关于联邦知识图谱的大量生物信息学问题-查询对：方法与应用

A large collection of bioinformatics question-query pairs over federated knowledge graphs: methodology and applications.

作者信息

Bolleman Jerven, Emonet Vincent, Altenhoff Adrian, Bairoch Amos, Blatter Marie-Claude, Bridge Alan, Duvaud Séverine, Gasteiger Elisabeth, Kuznetsov Dmitry, Moretti Sébastien, Michel Pierre-Andre, Morgat Anne, Pagni Marco, Redaschi Nicole, Zahn-Zabal Monique, de Farias Tarcisio Mendes, Sima Ana Claudia

机构信息

SIB Swiss Institute of Bioinformatics, 1015 Lausanne, Switzerland.

出版信息

Gigascience. 2025 Jan 6;14. doi: 10.1093/gigascience/giaf045.

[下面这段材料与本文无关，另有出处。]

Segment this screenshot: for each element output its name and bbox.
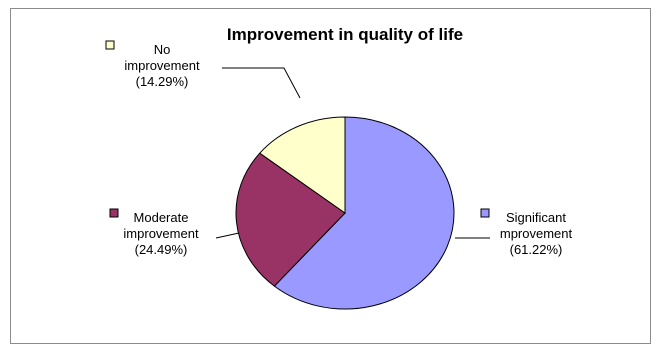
pct-label-moderate: (24.49%) (135, 242, 188, 257)
slice-label-no: No (154, 42, 171, 57)
pct-label-significant: (61.22%) (510, 242, 563, 257)
chart-title: Improvement in quality of life (227, 25, 463, 44)
slice-label-significant: Significant (506, 210, 566, 225)
slice-label-no: improvement (124, 58, 200, 73)
leader-line-moderate (215, 232, 240, 239)
slice-label-moderate: improvement (123, 226, 199, 241)
label-marker-significant (480, 208, 490, 218)
pie-slice-moderate (235, 152, 346, 287)
pct-label-no: (14.29%) (136, 74, 189, 89)
pie-slice-no (259, 116, 346, 214)
slice-label-significant: mprovement (500, 226, 573, 241)
slice-label-moderate: Moderate (134, 210, 189, 225)
leader-line-no (222, 67, 301, 99)
label-marker-no (105, 40, 115, 50)
pie-slice-significant (273, 116, 455, 310)
label-marker-moderate (109, 208, 119, 218)
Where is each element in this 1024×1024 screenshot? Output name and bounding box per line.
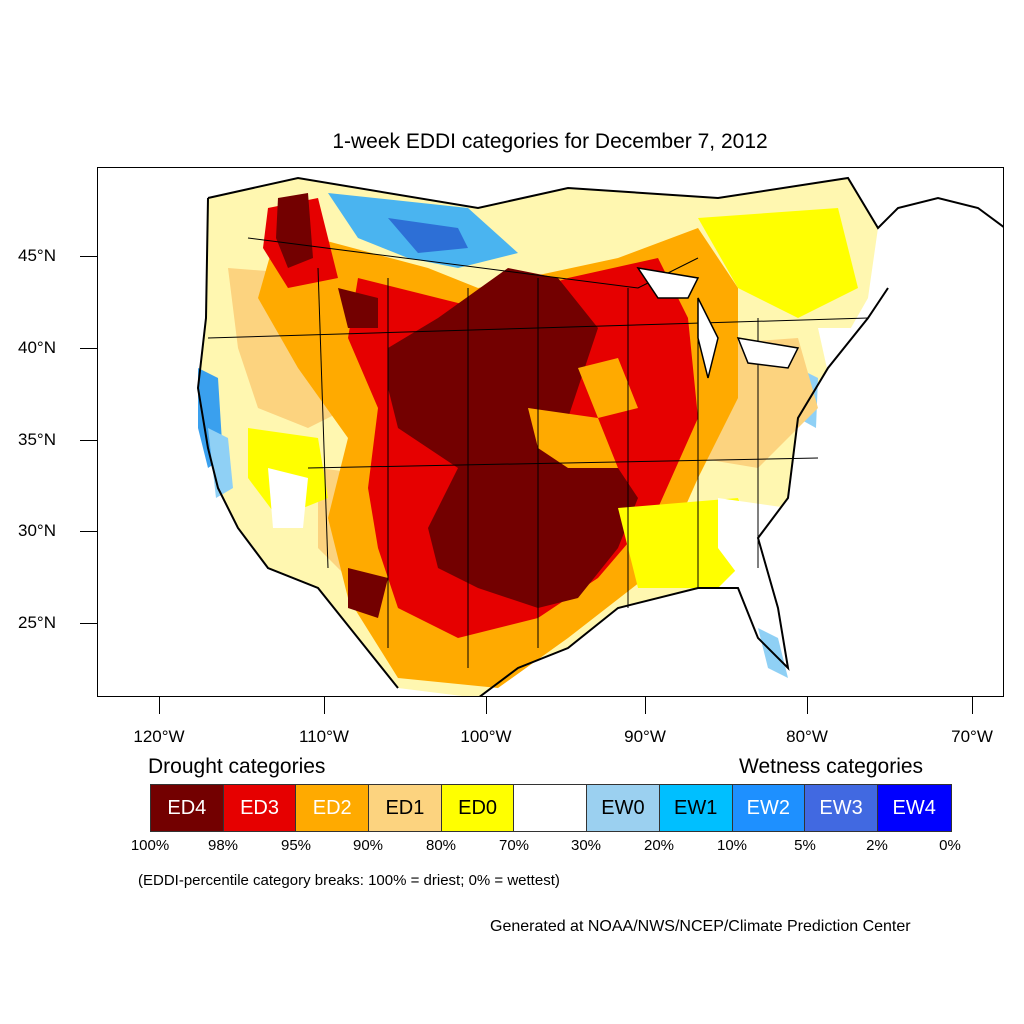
coastline (196, 176, 1003, 696)
ed0-region-northeast (698, 208, 858, 318)
lon-label-70: 70°W (951, 727, 993, 746)
lat-label-25: 25°N (18, 613, 56, 632)
lon-label-90: 90°W (624, 727, 666, 746)
lat-label-45: 45°N (18, 246, 56, 265)
lon-tick-80 (807, 697, 808, 714)
break-label: 95% (280, 837, 312, 854)
ed4-region-northwest (276, 193, 313, 268)
lon-tick-120 (159, 697, 160, 714)
lat-label-40: 40°N (18, 338, 56, 357)
lon-tick-90 (645, 697, 646, 714)
ed4-region-plains (388, 268, 638, 608)
lon-tick-70 (972, 697, 973, 714)
break-label: 30% (570, 837, 602, 854)
ed2-region-iowa (578, 358, 638, 418)
break-label: 10% (716, 837, 748, 854)
legend-box-ew4: EW4 (877, 785, 951, 831)
lon-tick-100 (486, 697, 487, 714)
lon-label-120: 120°W (133, 727, 185, 746)
break-label: 98% (207, 837, 239, 854)
legend-colorbar: ED4 ED3 ED2 ED1 ED0 EW0 EW1 EW2 EW3 EW4 (150, 784, 952, 832)
legend-note: (EDDI-percentile category breaks: 100% =… (138, 872, 560, 889)
ed2-region-kansas (528, 408, 618, 468)
drought-heading: Drought categories (148, 755, 326, 778)
legend-box-ed4: ED4 (151, 785, 224, 831)
break-label: 80% (425, 837, 457, 854)
lon-tick-110 (324, 697, 325, 714)
lat-tick-30 (80, 531, 97, 532)
credit-line: Generated at NOAA/NWS/NCEP/Climate Predi… (490, 918, 911, 935)
eddi-map (97, 167, 1004, 697)
great-lakes (636, 266, 800, 379)
lat-tick-40 (80, 348, 97, 349)
legend-box-ed0: ED0 (441, 785, 515, 831)
legend-box-ed1: ED1 (369, 785, 442, 831)
ed4-region-idaho (338, 288, 378, 328)
lon-label-80: 80°W (786, 727, 828, 746)
lon-label-110: 110°W (299, 727, 349, 746)
legend-box-ew3: EW3 (805, 785, 878, 831)
lat-label-35: 35°N (18, 430, 56, 449)
map-title: 1-week EDDI categories for December 7, 2… (332, 130, 768, 153)
break-label: 20% (643, 837, 675, 854)
ed4-region-south-texas (348, 568, 388, 618)
break-label: 100% (130, 837, 170, 854)
lat-tick-35 (80, 440, 97, 441)
break-label: 2% (866, 837, 888, 854)
wet-region-core (388, 218, 468, 253)
legend-box-ew2: EW2 (732, 785, 806, 831)
break-label: 70% (498, 837, 530, 854)
legend-box-ed2: ED2 (296, 785, 370, 831)
legend-box-ed3: ED3 (223, 785, 297, 831)
lon-label-100: 100°W (460, 727, 512, 746)
break-label: 0% (939, 837, 961, 854)
legend-box-ew1: EW1 (659, 785, 733, 831)
lat-tick-25 (80, 623, 97, 624)
eddi-map-graphic (196, 176, 1003, 696)
break-label: 90% (352, 837, 384, 854)
state-boundaries (207, 237, 869, 668)
wetness-heading: Wetness categories (739, 755, 924, 778)
legend-box-ew0: EW0 (587, 785, 660, 831)
wet-region-california (208, 428, 233, 498)
break-label: 5% (794, 837, 816, 854)
neutral-region-nevada (268, 468, 308, 528)
legend-box-neutral (514, 785, 588, 831)
lat-label-30: 30°N (18, 521, 56, 540)
lat-tick-45 (80, 256, 97, 257)
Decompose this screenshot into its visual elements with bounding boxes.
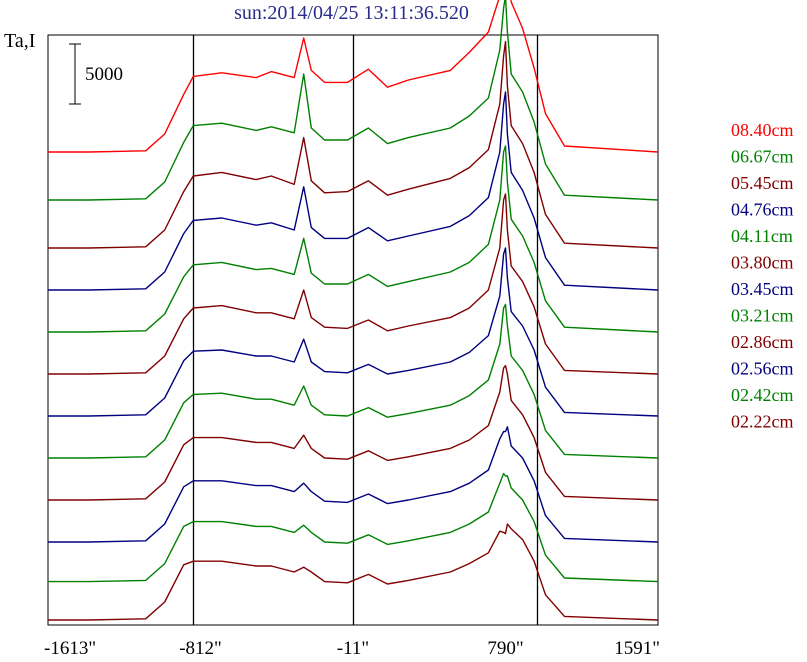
legend-entry-3: 04.76cm [731, 200, 794, 220]
x-tick-labels: -1613" -812" -11" 790" 1591" [44, 638, 660, 659]
legend-entry-11: 02.22cm [731, 412, 794, 432]
legend-entry-4: 04.11cm [731, 226, 793, 246]
series-line-9 [48, 426, 659, 543]
series-line-11 [48, 523, 659, 621]
chart-title: sun:2014/04/25 13:11:36.520 [234, 2, 469, 24]
series-line-1 [48, 0, 659, 201]
series-line-4 [48, 145, 659, 333]
series-line-2 [48, 40, 659, 249]
x-tick-label-3: 790" [487, 638, 523, 659]
x-tick-label-0: -1613" [44, 638, 96, 659]
legend-entry-5: 03.80cm [731, 253, 794, 273]
legend-entry-10: 02.42cm [731, 385, 794, 405]
series-line-0 [48, 0, 659, 153]
series-line-3 [48, 91, 659, 291]
series-line-8 [48, 364, 659, 501]
y-axis-label: Ta,I [4, 30, 36, 52]
legend-entry-6: 03.45cm [731, 279, 794, 299]
series-lines [48, 0, 659, 621]
x-tick-label-4: 1591" [614, 638, 660, 659]
legend-entry-8: 02.86cm [731, 332, 794, 352]
legend-entry-0: 08.40cm [731, 120, 794, 140]
legend: 08.40cm 06.67cm 05.45cm 04.76cm 04.11cm 03.80… [731, 120, 794, 432]
series-line-5 [48, 193, 659, 375]
legend-entry-1: 06.67cm [731, 147, 794, 167]
legend-entry-7: 03.21cm [731, 306, 794, 326]
scale-bar: 5000 [69, 43, 123, 105]
series-line-7 [48, 303, 659, 459]
x-tick-label-2: -11" [337, 638, 369, 659]
legend-entry-9: 02.56cm [731, 359, 794, 379]
series-line-6 [48, 247, 659, 417]
legend-entry-2: 05.45cm [731, 173, 794, 193]
scale-bar-label: 5000 [85, 64, 123, 85]
x-tick-label-1: -812" [179, 638, 222, 659]
series-line-10 [48, 472, 659, 583]
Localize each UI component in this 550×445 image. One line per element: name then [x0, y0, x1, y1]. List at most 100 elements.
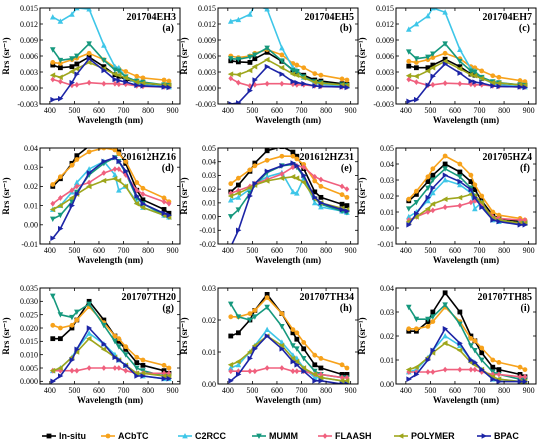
data-point-acbtc	[116, 336, 122, 342]
data-point-acbtc	[442, 153, 448, 159]
data-point-in-situ	[490, 364, 496, 370]
data-point-in-situ	[290, 330, 296, 336]
data-point-mumm	[413, 200, 420, 206]
y-tick-label: 0.000	[198, 84, 216, 93]
data-point-bpac	[312, 194, 318, 201]
y-tick-label: 0.00	[380, 380, 394, 389]
data-point-acbtc	[344, 77, 350, 83]
data-point-acbtc	[50, 182, 56, 187]
data-point-in-situ	[161, 207, 167, 212]
legend-item-c2rcc: C2RCC	[178, 431, 227, 441]
data-point-flaash	[228, 368, 234, 375]
panel-letter: (b)	[340, 23, 352, 34]
chart-panel-b: 400 500 600 700 800 900 -0.003 0.000 0.003 0.006 0…	[179, 2, 359, 125]
data-point-mumm	[227, 214, 234, 220]
data-point-bpac	[290, 78, 296, 85]
panel-title: 201707TH34	[300, 292, 354, 303]
y-tick-label: 0.009	[20, 36, 38, 45]
data-point-acbtc	[294, 62, 300, 68]
x-tick-label: 800	[320, 106, 332, 115]
data-point-in-situ	[479, 350, 485, 356]
data-point-acbtc	[74, 317, 80, 323]
data-point-c2rcc	[227, 197, 234, 203]
data-point-bpac	[235, 227, 242, 234]
data-point-acbtc	[406, 196, 412, 202]
data-point-polymer	[133, 79, 140, 85]
x-tick-label: 700	[474, 386, 486, 395]
x-tick-label: 600	[449, 106, 461, 115]
data-point-in-situ	[101, 317, 107, 323]
y-tick-label: 0.009	[198, 36, 216, 45]
data-point-bpac	[166, 84, 172, 91]
plot-area	[49, 293, 172, 384]
data-point-polymer	[405, 366, 412, 373]
data-point-bpac	[74, 71, 80, 77]
data-point-c2rcc	[405, 213, 412, 220]
data-point-flaash	[339, 183, 345, 190]
data-point-c2rcc	[457, 46, 463, 52]
data-point-acbtc	[522, 79, 528, 84]
data-point-flaash	[290, 368, 296, 375]
panel-letter: (h)	[340, 303, 352, 314]
y-tick-label: 0.005	[20, 364, 38, 373]
data-point-bpac	[490, 83, 496, 89]
data-point-polymer	[300, 75, 307, 81]
data-point-bpac	[472, 194, 478, 201]
data-point-acbtc	[279, 153, 285, 159]
data-point-in-situ	[339, 372, 345, 377]
data-point-flaash	[522, 373, 528, 380]
data-point-c2rcc	[472, 205, 478, 212]
data-point-mumm	[252, 52, 258, 58]
series-line-flaash	[408, 368, 525, 378]
data-point-c2rcc	[442, 177, 448, 183]
data-point-bpac	[264, 333, 271, 339]
data-point-polymer	[429, 201, 436, 207]
data-point-bpac	[522, 84, 528, 91]
data-point-polymer	[424, 68, 431, 74]
data-point-in-situ	[290, 149, 296, 155]
data-point-flaash	[74, 81, 80, 88]
data-point-polymer	[68, 68, 75, 75]
data-point-polymer	[289, 355, 296, 362]
y-tick-label: 0.012	[198, 20, 216, 29]
plot-area	[49, 148, 172, 242]
x-tick-label: 700	[118, 106, 130, 115]
y-tick-label: 0.006	[376, 52, 394, 61]
x-tick-label: 900	[167, 106, 179, 115]
data-point-acbtc	[50, 322, 56, 328]
data-point-polymer	[115, 177, 122, 184]
y-tick-label: 0.000	[20, 84, 38, 93]
panel-title: 201705HZ4	[483, 152, 532, 163]
data-point-acbtc	[479, 345, 485, 351]
data-point-flaash	[116, 166, 122, 173]
data-point-bpac	[290, 358, 296, 365]
y-tick-label: -0.003	[17, 100, 38, 109]
y-tick-label: 0.012	[20, 20, 38, 29]
data-point-polymer	[246, 349, 253, 355]
data-point-c2rcc	[252, 2, 258, 7]
data-point-bpac	[522, 378, 528, 384]
data-point-mumm	[264, 45, 270, 51]
y-tick-label: 0.025	[20, 310, 38, 319]
data-point-in-situ	[312, 362, 318, 368]
data-point-in-situ	[430, 172, 436, 178]
data-point-bpac	[318, 83, 324, 90]
data-point-flaash	[479, 81, 485, 88]
data-point-acbtc	[116, 151, 122, 157]
data-point-acbtc	[74, 157, 80, 162]
data-point-bpac	[339, 84, 346, 90]
data-point-mumm	[425, 185, 431, 191]
data-point-polymer	[311, 371, 318, 378]
data-point-polymer	[456, 347, 463, 354]
legend-label: POLYMER	[411, 431, 455, 441]
x-tick-label: 500	[424, 246, 436, 255]
data-point-polymer	[73, 66, 80, 72]
x-tick-label: 800	[142, 106, 154, 115]
data-point-acbtc	[318, 356, 324, 361]
chart-panel-f: 400 500 600 700 800 900 -0.01 0.00 0.01 0.02 0.03 0…	[357, 144, 537, 265]
data-point-bpac	[490, 217, 496, 223]
data-point-bpac	[468, 186, 474, 193]
data-point-in-situ	[496, 367, 502, 372]
y-tick-label: 0.05	[380, 144, 394, 153]
x-tick-label: 600	[93, 246, 105, 255]
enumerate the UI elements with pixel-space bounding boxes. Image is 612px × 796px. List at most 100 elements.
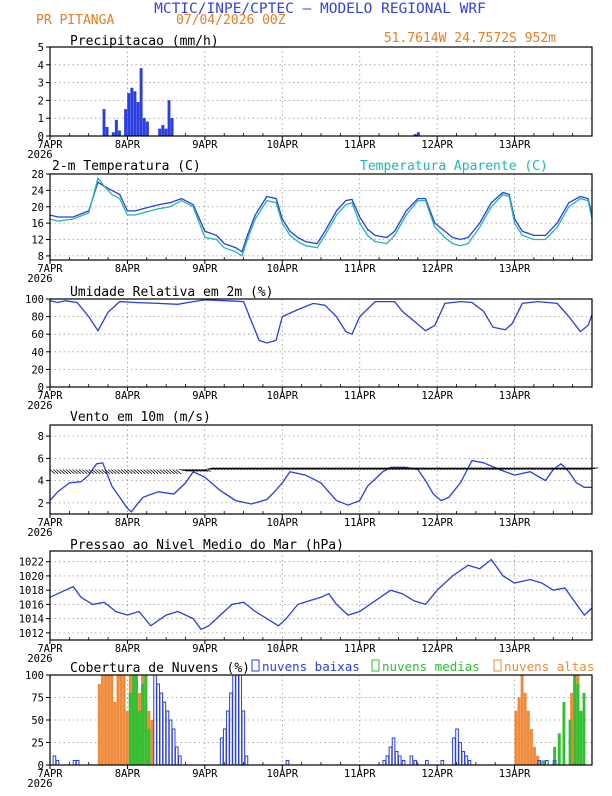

DOI:10.1093/gigascience/giaf045

PMID:40378136

原文链接:https://pmc.ncbi.nlm.nih.gov/articles/PMC12083453/

Abstract

BACKGROUND

In recent decades, several life science resources have structured data using the same framework and made these accessible using the same query language to facilitate interoperability. Knowledge graphs have seen increased adoption in bioinformatics due to their advantages for representing data in a generic graph format. For example, yummydata.org catalogs more than 60 knowledge graphs accessible through SPARQL, a technical query language. Although SPARQL allows powerful, expressive queries, even across physically distributed knowledge graphs, formulating such queries is a challenge for most users. Therefore, to guide users in retrieving the relevant data, many of these resources provide representative examples. These examples can also be an important source of information for machine learning (for example, machine-learning algorithms for translating natural language questions to SPARQL), if a sufficiently large number of examples are provided and published in a common, machine-readable, and standardized format across different resources.

FINDINGS

We introduce a large collection of human-written natural language questions and their corresponding SPARQL queries over federated bioinformatics knowledge graphs (KGs) collected for several years across different research groups at the SIB Swiss Institute of Bioinformatics. The collection comprises more than 1,000 example questions and queries, including almost 100 federated queries. We propose a methodology to uniformly represent the examples with minimal metadata, based on existing standards. Furthermore, we introduce an extensive set of open-source applications, including query graph visualizations and smart query editors, easily reusable by KG maintainers who adopt the proposed methodology.

CONCLUSIONS

We encourage the community to adopt and extend the proposed methodology, towards richer KG metadata and improved Semantic Web services. URL: https://github.com/sib-swiss/sparql-examples.

摘要

背景

近几十年来，一些生命科学资源使用相同的框架对数据进行结构化处理，并使用相同的查询语言使其可访问，以促进互操作性。知识图谱由于能够以通用图形格式表示数据的优势，在生物信息学中的应用越来越广泛。例如，yummydata.org编目了60多个可通过技术查询语言SPARQL访问的知识图谱。尽管SPARQL允许进行强大且富有表现力的查询，甚至可以跨物理分布的知识图谱进行查询，但对于大多数用户来说，制定这样的查询是一项挑战。因此，为了指导用户检索相关数据，这些资源中的许多都提供了代表性示例。如果能提供足够数量的示例并以通用、机器可读且标准化的格式在不同资源中发布，那么这些示例也可以成为机器学习的重要信息来源（例如，将自然语言问题转换为SPARQL的机器学习算法）。

研究结果

我们引入了大量人工编写的自然语言问题及其在联邦生物信息学知识图谱（KGs）上对应的SPARQL查询，这些问题和查询是瑞士生物信息学研究所（SIB）不同研究小组在几年间收集的。该集合包含1000多个示例问题和查询，其中包括近100个联邦查询。我们提出了一种方法，基于现有标准，用最少的元数据统一表示这些示例。此外，我们还引入了一套广泛的开源应用程序，包括查询图可视化和智能查询编辑器，采用所提出方法的KG维护者可以轻松重复使用。